The dialogue was great and whilst my first thought was that it would be hard to understand the accents in the recital, my brain worked it out pretty quickly and I was tuned into the voices within a few minutes.  There was also lovely use of (presumably) period expressions as well such as  “Sun shine behind you, snow at your back…”.  The whole story fitted together perfectly and time flew as we all became caught in the story.


I was absolutely delighted to make the trip and witness this recital and I could see that the whole audience were also mesmerised.  I really hope this play goes far and that Aoife writes a book about her experiences researching the play and her family origins in the story.  Especially since the play has a dark history.  It was originally written by Aoife’s ancestor T.H. Nally and produced by W.B. Yeats in 1916.    So magicians of Yeat’s calibre have been involved throughout.    Yeats was deeply involved with the Hermetic Order of the Golden Dawn and was once described by the celebrated Aleister Crowley as a “lank disheveled demonologist” AC and WBY famously never got on and I rather suspect it was because Yeats was the better poet than Aleister Crowley.  However performances of the play were apparently doomed with events such as the Easter rising preventing its performance.

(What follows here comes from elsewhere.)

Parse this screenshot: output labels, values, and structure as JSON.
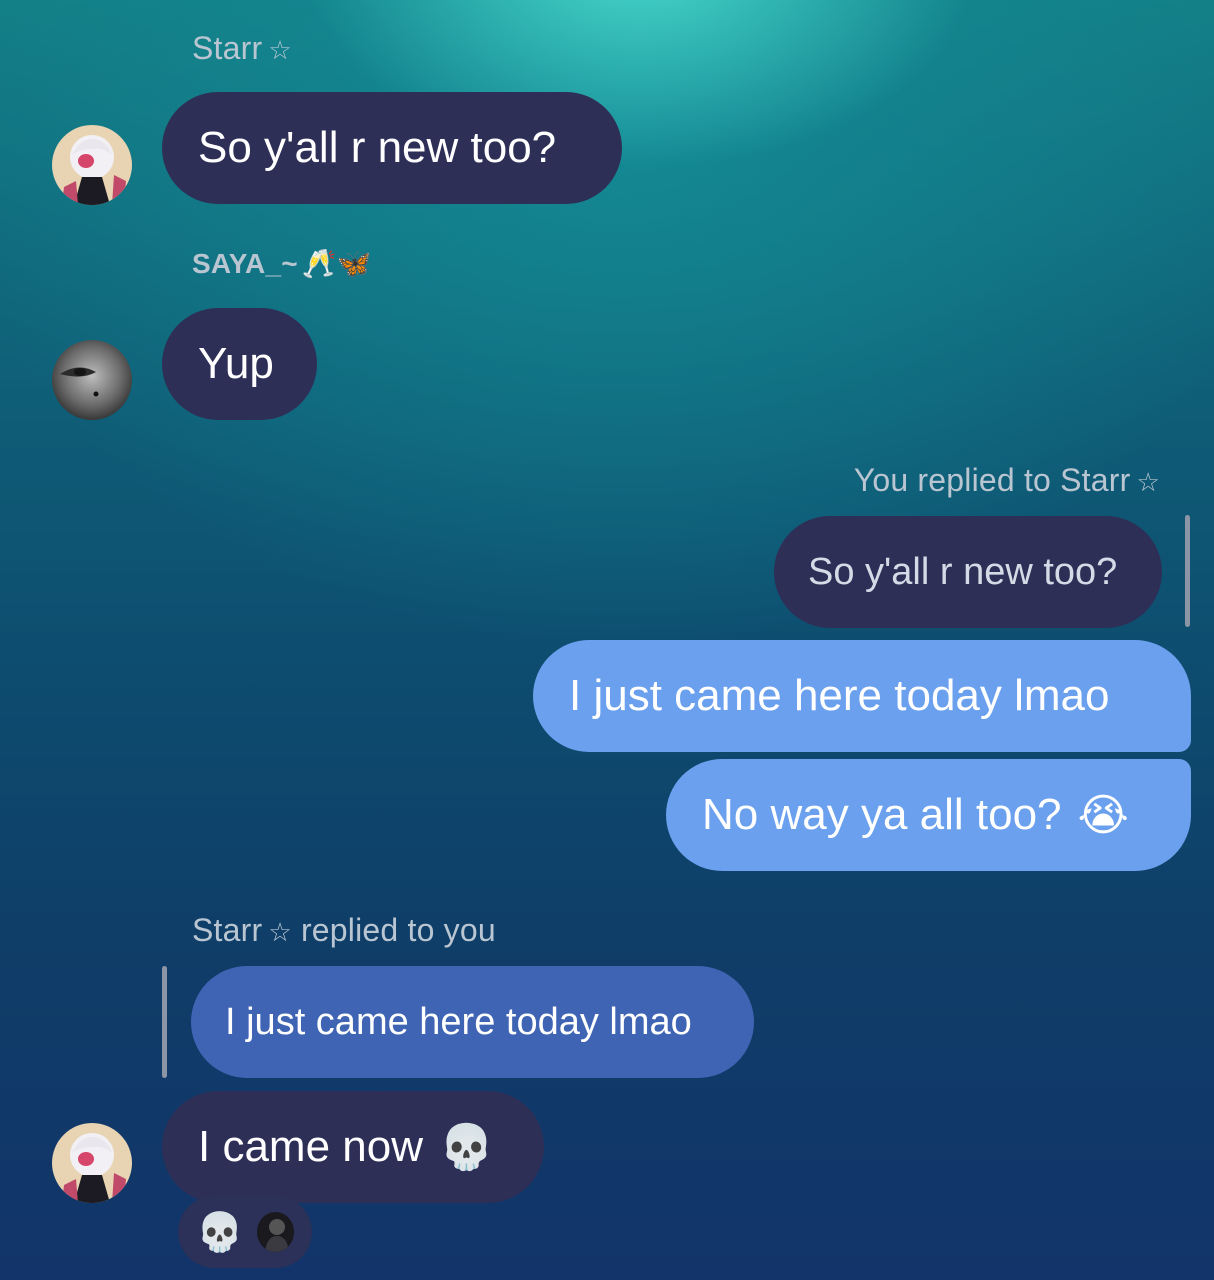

The whole story is rather sad as well as gruesome.   Sibby was very much a victim of the aristocracy and sexism of the time.  In these days it was a perfectly reasonable idea to visit  a cunning woman and seek magical help.  As I write this, I shall light a candle for Sibby and hope that whenever she is now she is happy and at peace.

If you get a chance to go to a recital or see this wonderful play that Aoife has produced I truly recommend that you do.